2. Andreas Geiger, Philip Lenz, and Raquel Urtasun. Are we ready for autonomous driving? the kitti vision benchmark suite. In Conference on Computer Vision and Pattern Recognition (CVPR), 2012.
3. Andreas Geiger, Julius Ziegler, and Christoph Stiller. Stereoscan: Dense 3d reconstruction in real-time. In Intelligent Vehicles Symposium (IV), 2011.
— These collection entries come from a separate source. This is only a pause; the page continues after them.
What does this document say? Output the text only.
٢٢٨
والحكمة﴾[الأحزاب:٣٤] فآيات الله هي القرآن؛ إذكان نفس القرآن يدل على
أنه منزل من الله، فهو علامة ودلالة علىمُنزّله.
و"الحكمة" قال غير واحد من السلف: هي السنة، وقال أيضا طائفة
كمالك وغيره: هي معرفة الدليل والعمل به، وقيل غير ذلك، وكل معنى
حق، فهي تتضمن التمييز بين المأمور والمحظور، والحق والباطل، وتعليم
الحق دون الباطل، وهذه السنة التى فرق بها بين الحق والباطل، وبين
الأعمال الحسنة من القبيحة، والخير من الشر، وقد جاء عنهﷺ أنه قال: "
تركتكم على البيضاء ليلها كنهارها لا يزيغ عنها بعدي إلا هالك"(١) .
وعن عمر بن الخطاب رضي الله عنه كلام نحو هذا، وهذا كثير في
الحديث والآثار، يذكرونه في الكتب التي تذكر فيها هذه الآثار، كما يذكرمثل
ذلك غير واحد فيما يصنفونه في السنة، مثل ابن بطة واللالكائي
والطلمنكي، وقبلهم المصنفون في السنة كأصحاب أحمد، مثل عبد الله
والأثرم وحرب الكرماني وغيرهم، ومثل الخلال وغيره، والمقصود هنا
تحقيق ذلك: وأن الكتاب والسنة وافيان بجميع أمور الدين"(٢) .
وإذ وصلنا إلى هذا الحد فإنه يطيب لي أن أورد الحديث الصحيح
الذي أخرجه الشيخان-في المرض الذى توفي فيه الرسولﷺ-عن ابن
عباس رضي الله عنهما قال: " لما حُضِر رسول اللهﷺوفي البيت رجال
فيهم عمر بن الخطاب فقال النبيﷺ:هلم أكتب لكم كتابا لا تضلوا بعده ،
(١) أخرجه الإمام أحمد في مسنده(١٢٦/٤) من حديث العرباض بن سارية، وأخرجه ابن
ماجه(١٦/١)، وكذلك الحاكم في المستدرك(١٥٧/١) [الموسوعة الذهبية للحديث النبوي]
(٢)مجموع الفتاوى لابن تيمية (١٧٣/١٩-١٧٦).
4. David G Lowe. Distinctive image features from scale-invariant keypoints. IJCV, 60(2):91–110, 2004.
5. Anurag Ranjan and Michael J Black. Optical flow estimation using a spatial pyramid network. In
Proceedings of the IEEE Conference on Computer Vision and Pattern Recognition, pages 4161–4170, 2017.
6. A. Vedaldi and B. Fulkerson. VLFeat: An open and portable library of computer vision algorithms. http://www.vlfeat.org/, 2008.
7. Lucas, Bruce D., and Takeo Kanade. "An iterative image registration technique with an application to stereo vision." (1981): 674.
8. B. Kitt, A. Geiger, and H. Lategahn, “Visual odometry based on stereo image sequences with RANSAC-based outlier rejection scheme,” in 2010 IEEE Intelligent Vehicles Symposium, La Jolla, CA, USA, Jun. 2010, pp. 486–492, doi: 10.1109/IVS.2010.5548123.
9. A. Geiger, J. Ziegler, and C. Stiller, “StereoScan: Dense 3d reconstruction in real-time,” in 2011 IEEE Intelligent Vehicles Symposium (IV), Baden-Baden, Germany, Jun. 2011, pp. 963–968, doi: 10.1109/IVS.2011.5940405.